Consistent with the older age of women enlisted and higher number of CHIP drivers determined in WHI, CHIP prevalence was higher in WHI as compared to the UK Biobank: 698 (8.6%) vs. 415 (3.6%) (p<0.001). With older chronologic age, CHIP prevalence elevated progressively. CHIP prevalence was greater in women with vs. without premature menopause irrespective of age at blood draw; differences in CHIP prevalence were more pronounced for with CHIP with VAF >0.1. (8.8% (115/1,305) vs. 5.5% (998/18,301)) (Figure 1).
Figure 1: Prevalence of (A) any CHIP and (B) CHIP with variant allele frequency >0.1 by age and premature menopause status in the UK Biobank and Women’s Health Initiative. Error bars represent ±1 standard error of the sample proportion
Premature menopause was correlated with all CHIP with an odds ratio (OR) of 1.35 (95% CI 0.83-2.17, p=0.22) in the UK Biobank and an OR of 1.36 (95% CI 1.07-1.73, p=0.01) in WHI, bringing a meta-analyzed OR of 1.36 (95% CI 1.10- 1.68, p=0.004; p(heterogeneity)=0.97) in our primary analysis. A higher correlation among natural premature menopause and CHIP mainly drives this correlation (meta-analyzed OR 1.73, 95% CI 1.23-2.44, p=0.001; p(heterogeneity)=0.86), than observed relationship among surgical premature menopause and CHIP (meta-analyzed OR 1.21 95% CI 0.93-1.57, p=0.15; p(heterogeneity)=0.81). In CHIP with VAF >0.1, correlation with natural premature menopause occurred even higher (UK Biobank: OR 2.72, 95% CI 1.17- 6.29, p=0.02; WHI: OR 1.75, 95% CI 1.13-2.69, p=0.01; meta-analyzed OR 1.91, 95% CI 1.30- 2.80. p<0.001; p(heterogeneity)=0.26), whereas there was no evidence of correlation with surgical premature menopause (Figure 2).

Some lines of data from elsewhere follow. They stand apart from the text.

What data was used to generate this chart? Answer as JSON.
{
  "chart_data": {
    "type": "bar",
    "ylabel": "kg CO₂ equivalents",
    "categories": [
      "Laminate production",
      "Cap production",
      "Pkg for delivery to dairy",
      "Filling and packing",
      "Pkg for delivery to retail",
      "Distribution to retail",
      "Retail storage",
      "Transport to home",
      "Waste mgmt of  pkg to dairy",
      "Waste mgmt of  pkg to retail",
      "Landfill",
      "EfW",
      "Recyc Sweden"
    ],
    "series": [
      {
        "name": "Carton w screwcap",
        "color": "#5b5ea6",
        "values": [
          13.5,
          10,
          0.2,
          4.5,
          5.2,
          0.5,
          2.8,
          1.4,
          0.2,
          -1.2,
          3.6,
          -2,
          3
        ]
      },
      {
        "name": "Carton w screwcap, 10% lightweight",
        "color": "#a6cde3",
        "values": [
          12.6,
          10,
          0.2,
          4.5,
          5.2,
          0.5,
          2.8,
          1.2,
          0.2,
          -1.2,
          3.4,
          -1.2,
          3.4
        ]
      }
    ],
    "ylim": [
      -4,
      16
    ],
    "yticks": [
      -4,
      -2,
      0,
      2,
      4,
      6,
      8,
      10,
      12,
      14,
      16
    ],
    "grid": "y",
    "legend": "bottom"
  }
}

Figure 2: Meta-analysis of associations between premature menopause and CHIP in the UK Biobank and Women’s Health Initiative. WHI models are further adjusted for race/ethnicity, enrollment in the WHI observational study vs. clinical trial, and whether women were randomized to hormone therapy vs. placebo.
In gene-specific analyses, only DNMT3A CHIP was substantially correlated with premature menopause. CHIP was individualistically correlated with incident coronary artery disease in postmenopausal middle-aged women, (HR associated with all CHIP: 1.36, 95% CI 1.07-1.73, p=0.012; HR associated with CHIP with VAF >0.1: 1.48, 95% CI 1.13-1.94, p=0.005) (Figure 3).

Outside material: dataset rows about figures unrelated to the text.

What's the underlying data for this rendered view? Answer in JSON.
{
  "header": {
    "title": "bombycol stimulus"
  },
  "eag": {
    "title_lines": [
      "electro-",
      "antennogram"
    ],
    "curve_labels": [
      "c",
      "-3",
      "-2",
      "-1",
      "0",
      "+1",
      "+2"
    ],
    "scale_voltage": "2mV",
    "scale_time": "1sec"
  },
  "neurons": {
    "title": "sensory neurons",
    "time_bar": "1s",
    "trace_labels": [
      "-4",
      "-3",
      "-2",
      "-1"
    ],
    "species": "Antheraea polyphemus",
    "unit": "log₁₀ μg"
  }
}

Figure 3: Incidence of coronary artery disease in women with and without CHIP in the UK Biobank and Women’s Health Initiative. Cox proportional hazard models are adjusted for age, the first 10 principal components of ancestry, current or former tobacco use, prevalent diabetes mellitus, systolic blood pressure, antihypertensive medication use, cholesterol-lowering medication use, body-mass index, prior hysterectomy, and a history of prior hormone therapy use; WHI models are further adjusted for race/ethnicity, enrollment in the WHI observational study vs. clinical trial, whether women were randomized to hormone therapy vs. placebo, and a WHI inverse probability weight.

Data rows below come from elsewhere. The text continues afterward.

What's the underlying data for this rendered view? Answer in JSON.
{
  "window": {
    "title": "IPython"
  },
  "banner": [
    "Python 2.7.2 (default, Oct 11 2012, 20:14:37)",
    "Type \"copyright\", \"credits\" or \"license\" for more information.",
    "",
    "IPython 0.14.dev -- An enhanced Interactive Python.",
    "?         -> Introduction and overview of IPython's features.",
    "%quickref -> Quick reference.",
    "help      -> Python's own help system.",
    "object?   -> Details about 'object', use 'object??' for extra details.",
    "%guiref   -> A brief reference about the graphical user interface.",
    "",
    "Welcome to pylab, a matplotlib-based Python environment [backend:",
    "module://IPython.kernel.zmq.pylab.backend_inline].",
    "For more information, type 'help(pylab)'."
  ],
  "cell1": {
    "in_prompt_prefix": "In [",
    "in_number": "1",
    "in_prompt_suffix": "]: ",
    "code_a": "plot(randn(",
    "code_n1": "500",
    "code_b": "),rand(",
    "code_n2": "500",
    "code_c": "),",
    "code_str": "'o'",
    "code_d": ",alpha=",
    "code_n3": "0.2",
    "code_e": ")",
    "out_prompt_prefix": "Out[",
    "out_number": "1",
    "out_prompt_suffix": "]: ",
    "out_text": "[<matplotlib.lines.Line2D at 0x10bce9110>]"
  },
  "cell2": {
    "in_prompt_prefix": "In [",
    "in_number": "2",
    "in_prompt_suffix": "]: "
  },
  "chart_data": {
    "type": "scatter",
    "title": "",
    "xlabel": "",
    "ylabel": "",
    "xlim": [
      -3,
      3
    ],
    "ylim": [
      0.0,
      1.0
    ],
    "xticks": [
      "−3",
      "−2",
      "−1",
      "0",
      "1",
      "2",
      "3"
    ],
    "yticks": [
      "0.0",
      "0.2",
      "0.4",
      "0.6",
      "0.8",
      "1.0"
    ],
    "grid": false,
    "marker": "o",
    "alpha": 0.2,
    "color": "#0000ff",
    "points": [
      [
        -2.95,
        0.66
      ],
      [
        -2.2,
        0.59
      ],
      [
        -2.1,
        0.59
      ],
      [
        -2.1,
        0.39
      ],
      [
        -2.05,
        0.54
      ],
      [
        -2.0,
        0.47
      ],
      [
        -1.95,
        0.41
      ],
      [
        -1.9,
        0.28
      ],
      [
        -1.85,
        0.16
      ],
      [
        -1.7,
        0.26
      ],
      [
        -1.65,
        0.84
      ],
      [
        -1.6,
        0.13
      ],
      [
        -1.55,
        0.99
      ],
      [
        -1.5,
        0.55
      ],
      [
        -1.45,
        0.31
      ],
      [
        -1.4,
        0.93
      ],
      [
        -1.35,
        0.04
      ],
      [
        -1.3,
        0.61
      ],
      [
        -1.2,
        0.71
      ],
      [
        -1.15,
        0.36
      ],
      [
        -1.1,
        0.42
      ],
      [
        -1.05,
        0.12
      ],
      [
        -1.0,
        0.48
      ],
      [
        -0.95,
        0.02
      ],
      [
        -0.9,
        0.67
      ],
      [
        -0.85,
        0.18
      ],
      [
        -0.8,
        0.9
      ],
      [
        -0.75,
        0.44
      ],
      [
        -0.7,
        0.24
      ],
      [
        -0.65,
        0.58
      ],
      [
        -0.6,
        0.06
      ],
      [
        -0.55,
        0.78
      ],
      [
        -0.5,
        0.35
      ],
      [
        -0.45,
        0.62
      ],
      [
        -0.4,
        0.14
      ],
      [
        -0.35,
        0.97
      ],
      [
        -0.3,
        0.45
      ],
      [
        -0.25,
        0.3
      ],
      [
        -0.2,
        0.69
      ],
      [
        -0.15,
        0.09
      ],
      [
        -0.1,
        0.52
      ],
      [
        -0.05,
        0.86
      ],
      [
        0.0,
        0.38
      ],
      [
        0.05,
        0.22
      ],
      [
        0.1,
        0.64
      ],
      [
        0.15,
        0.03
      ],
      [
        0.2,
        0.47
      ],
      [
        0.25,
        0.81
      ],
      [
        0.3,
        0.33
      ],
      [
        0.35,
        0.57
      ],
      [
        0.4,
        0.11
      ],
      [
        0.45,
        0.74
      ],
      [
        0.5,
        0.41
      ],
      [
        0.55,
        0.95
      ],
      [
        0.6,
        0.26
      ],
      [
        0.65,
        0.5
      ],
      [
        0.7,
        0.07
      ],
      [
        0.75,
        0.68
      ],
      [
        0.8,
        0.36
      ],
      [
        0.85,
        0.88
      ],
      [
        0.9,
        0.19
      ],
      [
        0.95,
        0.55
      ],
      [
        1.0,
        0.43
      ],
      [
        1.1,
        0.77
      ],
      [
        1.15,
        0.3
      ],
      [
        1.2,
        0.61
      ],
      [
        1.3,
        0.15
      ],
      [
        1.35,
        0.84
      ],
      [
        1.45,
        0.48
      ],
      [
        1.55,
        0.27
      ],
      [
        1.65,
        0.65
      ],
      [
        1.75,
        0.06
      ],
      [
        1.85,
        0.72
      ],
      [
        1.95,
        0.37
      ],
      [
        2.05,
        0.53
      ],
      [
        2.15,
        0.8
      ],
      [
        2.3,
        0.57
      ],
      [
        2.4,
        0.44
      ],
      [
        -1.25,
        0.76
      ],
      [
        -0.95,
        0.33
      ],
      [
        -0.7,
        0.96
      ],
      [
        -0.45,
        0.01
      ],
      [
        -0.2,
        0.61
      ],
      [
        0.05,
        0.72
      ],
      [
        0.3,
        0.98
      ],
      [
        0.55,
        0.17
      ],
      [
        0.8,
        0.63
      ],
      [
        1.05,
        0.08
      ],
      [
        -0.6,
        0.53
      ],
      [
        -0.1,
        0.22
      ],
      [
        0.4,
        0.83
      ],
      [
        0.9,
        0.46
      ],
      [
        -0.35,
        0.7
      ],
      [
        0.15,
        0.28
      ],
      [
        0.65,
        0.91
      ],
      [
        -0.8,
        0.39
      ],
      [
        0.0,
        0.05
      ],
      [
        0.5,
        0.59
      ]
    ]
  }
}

Thus, it was concluded that in postmenopausal women, premature menopause, primarily natural premature menopause, is independently correlated with CHIP. CHIP may lead to excess cardiovascular risk correlated with premature menopause. These findings should trigger additional research to explain procedures of CHIP progression in this population.